WHAT ABOUT PRICESand economics? Well, most property prices have fallen by over 60 per cent. A 60 per cent price decline puts property prices back to the 1990s. Prices up to 2002/2003 were affordable – the problem then was that supply could not keep up with demand.
So we are at the point where house prices are now affordable. What is lacking is confidence and funding. When confidence and funding do return, as inevitably they will (recessions do not go on forever), there will be a huge scarcity of dwellings in Dublin and prices will rapidly rise. In this context the issue is how high prices will rise, not if they will rise.
Price is the balance point between supply, demand and the availability of funding. It is also reflected in the ability of the supply chain to adjust to demand and the cost of labour and material, etc.
Costs are now substantially higher than prevailing prices and this will inevitably drive prices up in the long term. The cost of building new offices requires that rents have to almost double to restart that part of the development industry and similar factors apply in most of the residential markets.
Due to infrastructure bottlenecks and planning delays in the period after 2002 the supply chain in Dublin failed. Consequently house prices more than doubled (and land prices went into the stratosphere) and the unsatisfied demand spread to Kinnegad, Gorey and elsewhere in an unplanned way.
This is all history, but a history that is very likely to repeat itself because little is being done to anticipate this almost inevitable scenario in Dublin. The growth in Dublin’s population is real but the failure to meaningfully plan and install appropriate infrastructure is also real. Installing threshold arterial water services is a five to 10-year undertaking – not to mention cancelled transport links.
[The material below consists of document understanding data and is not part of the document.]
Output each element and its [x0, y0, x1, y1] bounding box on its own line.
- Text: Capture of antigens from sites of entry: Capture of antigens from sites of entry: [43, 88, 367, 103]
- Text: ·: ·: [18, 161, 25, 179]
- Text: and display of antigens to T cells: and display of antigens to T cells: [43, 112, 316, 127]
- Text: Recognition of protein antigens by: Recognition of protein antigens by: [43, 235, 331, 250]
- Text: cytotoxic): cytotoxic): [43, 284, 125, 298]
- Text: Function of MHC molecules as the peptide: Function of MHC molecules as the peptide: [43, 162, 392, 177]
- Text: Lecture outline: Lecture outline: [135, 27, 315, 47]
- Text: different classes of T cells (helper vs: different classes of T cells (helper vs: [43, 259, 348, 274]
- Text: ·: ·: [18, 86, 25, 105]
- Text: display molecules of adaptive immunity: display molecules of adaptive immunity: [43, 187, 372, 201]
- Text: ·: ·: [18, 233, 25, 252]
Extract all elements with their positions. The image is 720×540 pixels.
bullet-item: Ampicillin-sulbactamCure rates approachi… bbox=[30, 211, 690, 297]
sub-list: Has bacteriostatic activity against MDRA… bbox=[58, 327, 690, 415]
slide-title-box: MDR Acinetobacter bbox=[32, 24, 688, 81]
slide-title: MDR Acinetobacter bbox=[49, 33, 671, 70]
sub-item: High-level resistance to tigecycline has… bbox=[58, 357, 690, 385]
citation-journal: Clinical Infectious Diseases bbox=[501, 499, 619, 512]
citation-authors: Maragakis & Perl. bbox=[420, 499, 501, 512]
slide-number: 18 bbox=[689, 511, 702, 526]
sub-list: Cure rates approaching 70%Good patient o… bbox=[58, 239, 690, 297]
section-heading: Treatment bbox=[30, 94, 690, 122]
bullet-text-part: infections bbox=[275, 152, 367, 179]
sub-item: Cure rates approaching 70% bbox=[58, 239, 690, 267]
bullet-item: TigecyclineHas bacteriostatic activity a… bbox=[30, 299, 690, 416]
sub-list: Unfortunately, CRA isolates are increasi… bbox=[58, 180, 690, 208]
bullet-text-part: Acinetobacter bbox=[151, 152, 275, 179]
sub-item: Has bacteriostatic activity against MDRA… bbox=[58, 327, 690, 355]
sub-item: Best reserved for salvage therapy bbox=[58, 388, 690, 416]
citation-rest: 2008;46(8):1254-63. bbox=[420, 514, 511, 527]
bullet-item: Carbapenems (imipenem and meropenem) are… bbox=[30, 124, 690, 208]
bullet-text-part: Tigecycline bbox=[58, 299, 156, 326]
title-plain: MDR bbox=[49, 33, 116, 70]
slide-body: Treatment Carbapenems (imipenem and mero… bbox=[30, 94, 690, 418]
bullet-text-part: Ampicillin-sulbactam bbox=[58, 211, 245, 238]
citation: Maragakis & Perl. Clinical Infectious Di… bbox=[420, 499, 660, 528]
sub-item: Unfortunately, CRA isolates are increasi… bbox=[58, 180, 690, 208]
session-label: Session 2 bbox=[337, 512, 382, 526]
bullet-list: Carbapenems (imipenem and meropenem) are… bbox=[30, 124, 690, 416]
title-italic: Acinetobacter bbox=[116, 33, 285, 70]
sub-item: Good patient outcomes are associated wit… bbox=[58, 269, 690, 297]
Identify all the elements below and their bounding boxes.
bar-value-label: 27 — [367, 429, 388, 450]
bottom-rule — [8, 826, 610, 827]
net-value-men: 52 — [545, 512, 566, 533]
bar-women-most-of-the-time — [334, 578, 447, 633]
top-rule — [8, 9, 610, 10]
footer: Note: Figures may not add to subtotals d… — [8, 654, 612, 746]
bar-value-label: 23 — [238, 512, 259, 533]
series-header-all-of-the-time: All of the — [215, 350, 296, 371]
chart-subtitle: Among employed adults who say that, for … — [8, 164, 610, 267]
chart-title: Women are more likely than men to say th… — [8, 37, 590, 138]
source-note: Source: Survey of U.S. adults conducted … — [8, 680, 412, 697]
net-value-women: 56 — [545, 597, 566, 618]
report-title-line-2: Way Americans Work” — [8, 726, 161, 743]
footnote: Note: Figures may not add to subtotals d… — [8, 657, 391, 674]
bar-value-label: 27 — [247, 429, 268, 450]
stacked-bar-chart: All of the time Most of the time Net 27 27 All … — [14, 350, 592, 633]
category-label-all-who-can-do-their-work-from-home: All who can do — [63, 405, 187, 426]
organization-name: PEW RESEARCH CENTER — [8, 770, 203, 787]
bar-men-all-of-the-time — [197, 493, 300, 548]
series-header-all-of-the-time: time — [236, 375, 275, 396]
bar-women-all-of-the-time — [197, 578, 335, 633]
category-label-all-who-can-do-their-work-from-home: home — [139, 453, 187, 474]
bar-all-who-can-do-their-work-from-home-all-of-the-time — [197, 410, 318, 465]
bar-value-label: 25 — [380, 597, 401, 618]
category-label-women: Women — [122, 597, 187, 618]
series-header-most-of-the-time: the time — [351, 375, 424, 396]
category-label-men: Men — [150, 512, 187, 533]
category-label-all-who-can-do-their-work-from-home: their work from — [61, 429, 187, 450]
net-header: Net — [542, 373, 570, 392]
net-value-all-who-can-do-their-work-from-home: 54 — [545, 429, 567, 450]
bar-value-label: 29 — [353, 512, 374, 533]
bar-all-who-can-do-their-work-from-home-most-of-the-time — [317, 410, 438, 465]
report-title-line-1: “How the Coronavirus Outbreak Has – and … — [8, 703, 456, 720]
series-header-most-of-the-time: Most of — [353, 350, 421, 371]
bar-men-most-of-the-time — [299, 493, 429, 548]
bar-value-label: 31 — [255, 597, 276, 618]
But the recovery in values will not be uniform. Much of the new commercial space developed in the suburbs and the provinces was built in the wrong locations by incompetent developers, arising from bad planning decisions and often incompetent builders. Much of this is the commercial equivalent to ghost estates.
SO, LOOKING ATthe property value cycle, where are we now? We are at the bottom in some markets and still slipping in others. Dublin city centre offices are at the beginning of a recovery phase with the prospect of likely yield compression as are inner urban residential rents and these markets will probably show a 10 to 15 per cent gain in 2012.
Good Dublin residential property is close to the bottom but a recovery will be patchy until funding returns.
When the funding impasse is resolved my prediction is for a 40 to 60 per cent recovery for Dublin house prices but only in those areas and of those building types that are in demand. A similar increase is in store for good commercial property. Bear in mind that a 60 per cent rise in prices is the same as a 30 per cent fall and will only bring us back to 2004 levels.
As to timing, I got the analysis right but the timing wrong in 2004 by three years but I don’t expect to have to wait three years to be proven right this time.
Bill Nowlan is a chartered surveyor and town planner. He is managing partner of property asset management company WK Nowlan & Associates.